Spider-Man then gets his own two pages of glory. Just to give you a sampler of the text, here's the first page: "Spider-Man is the secret Super Hero identity of high school student Peter Parker. While Peter Parker is shy, nerdy and not very strong, Spider-Man is the complete opposite. Spider-Man is strong, fast, agile, and not afraid to take on bad guys."
And that's about it. There's a mention of the spider-bite, along with his wall-crawling abilities, his spider-sense, and Peter's exceptional intelligence. But there's no reference to Uncle Ben, or the whole "power and responsibility" thing that really forms the heart of Spidey's make-up.
Spidey also gets a mention in the Fantastic Four section, where we learn that "The Super Hero team known as the Fantastic Four are some of [Spider-Man's] greatest allies."

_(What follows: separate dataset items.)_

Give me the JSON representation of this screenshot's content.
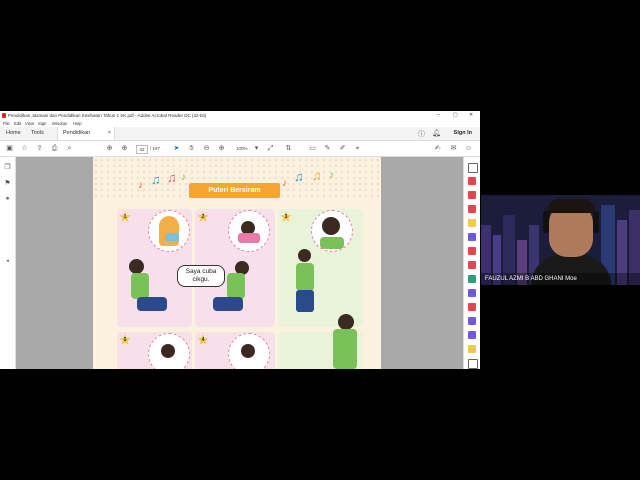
{
  "window": {
    "title": "Pendidikan Jasmani dan Pendidikan Kesihatan Tahun 1 SK.pdf - Adobe Acrobat Reader DC (32-bit)",
    "controls": [
      "–",
      "▢",
      "✕"
    ]
  },
  "menu": [
    "File",
    "Edit",
    "View",
    "Sign",
    "Window",
    "Help"
  ],
  "tabs": {
    "home": "Home",
    "tools": "Tools",
    "document": "Pendidikan Jasmani...",
    "sign_in": "Sign In"
  },
  "toolbar": {
    "page_current": "32",
    "page_total": "/ 167",
    "zoom": "100%"
  },
  "page": {
    "banner": "Puteri Bersiram",
    "speech_bubble": "Saya cuba cikgu.",
    "steps": [
      "1",
      "2",
      "3",
      "5",
      "4"
    ]
  },
  "webcam": {
    "name": "FAUZUL AZMI B ABD GHANI Moe"
  },
  "colors": {
    "banner": "#f7a531",
    "page_background": "#fbf1df",
    "panel_pink": "#f7e0ea",
    "viewer_gray": "#a9a9a9"
  }
}
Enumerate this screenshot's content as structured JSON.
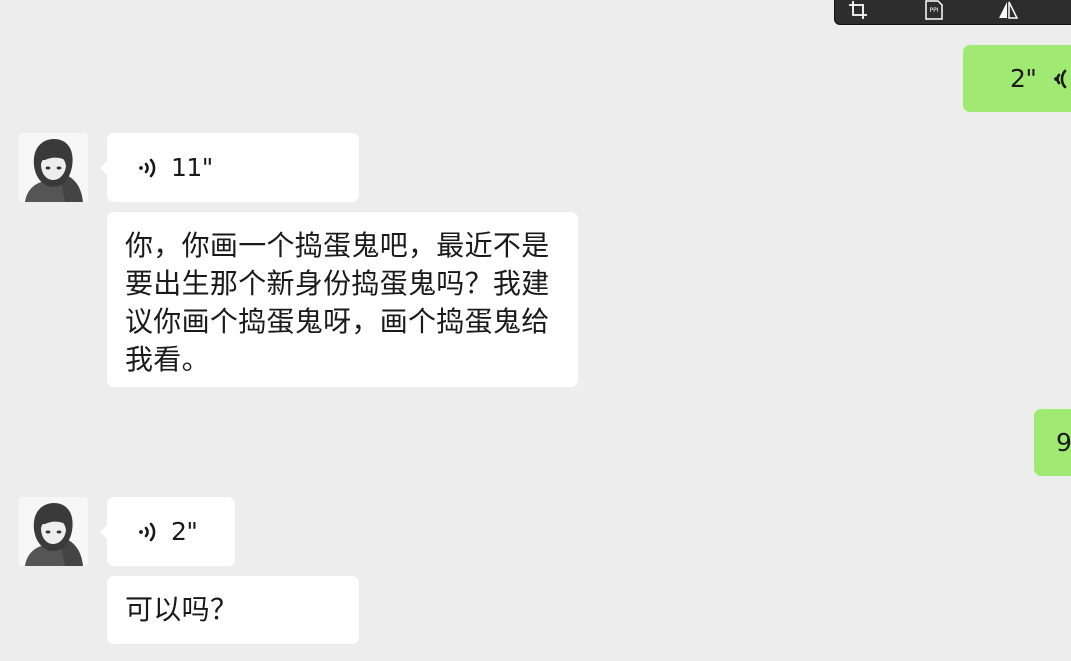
{
  "toolbar": {
    "tools": [
      {
        "name": "crop-icon"
      },
      {
        "name": "ppi-icon",
        "label": "PPI"
      },
      {
        "name": "flip-icon"
      }
    ]
  },
  "messages": [
    {
      "id": "m1",
      "side": "right",
      "type": "voice",
      "duration": "2\""
    },
    {
      "id": "m2",
      "side": "left",
      "type": "voice",
      "duration": "11\""
    },
    {
      "id": "m3",
      "side": "left",
      "type": "text",
      "text": "你，你画一个捣蛋鬼吧，最近不是要出生那个新身份捣蛋鬼吗？我建议你画个捣蛋鬼呀，画个捣蛋鬼给我看。"
    },
    {
      "id": "m4",
      "side": "right",
      "type": "voice",
      "duration": "9"
    },
    {
      "id": "m5",
      "side": "left",
      "type": "voice",
      "duration": "2\""
    },
    {
      "id": "m6",
      "side": "left",
      "type": "text",
      "text": "可以吗？"
    }
  ],
  "colors": {
    "background": "#ededed",
    "incoming_bubble": "#ffffff",
    "outgoing_bubble": "#a0ea73",
    "text": "#1a1a1a"
  }
}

Actually, Spider-Man is pretty much the star of the book, and he gets two more mentions before we're done. He is portrayed as a team member in the Avengers entry, and then he and Wolverine also share another two-page dedicated entry which also reinforces Spidey's Avengers activities.
On the plus side, the book does have a feeling of being an introductory "reference" book. A kid who read this book might well imagine that they know a bit about their favourite Marvel Heroes. Unfortunately, they would be deceived on that point. The coverage is superficial, and omits many critical elements.
Still, does that really matter? The goal of this book is to get kids to read at a specific level of complexity. The pictures, the subject matter and the layout may well achieve that goal, at a very reasonable price point.
On the plus side, the book is an attractive and cost-effective introduction to reading.
On the negative, the content is superficial and clearly fails to cover anything more than the most basic of introductions to these complex and much-loved classic characters.
Let's split the difference and call it an average three web rating.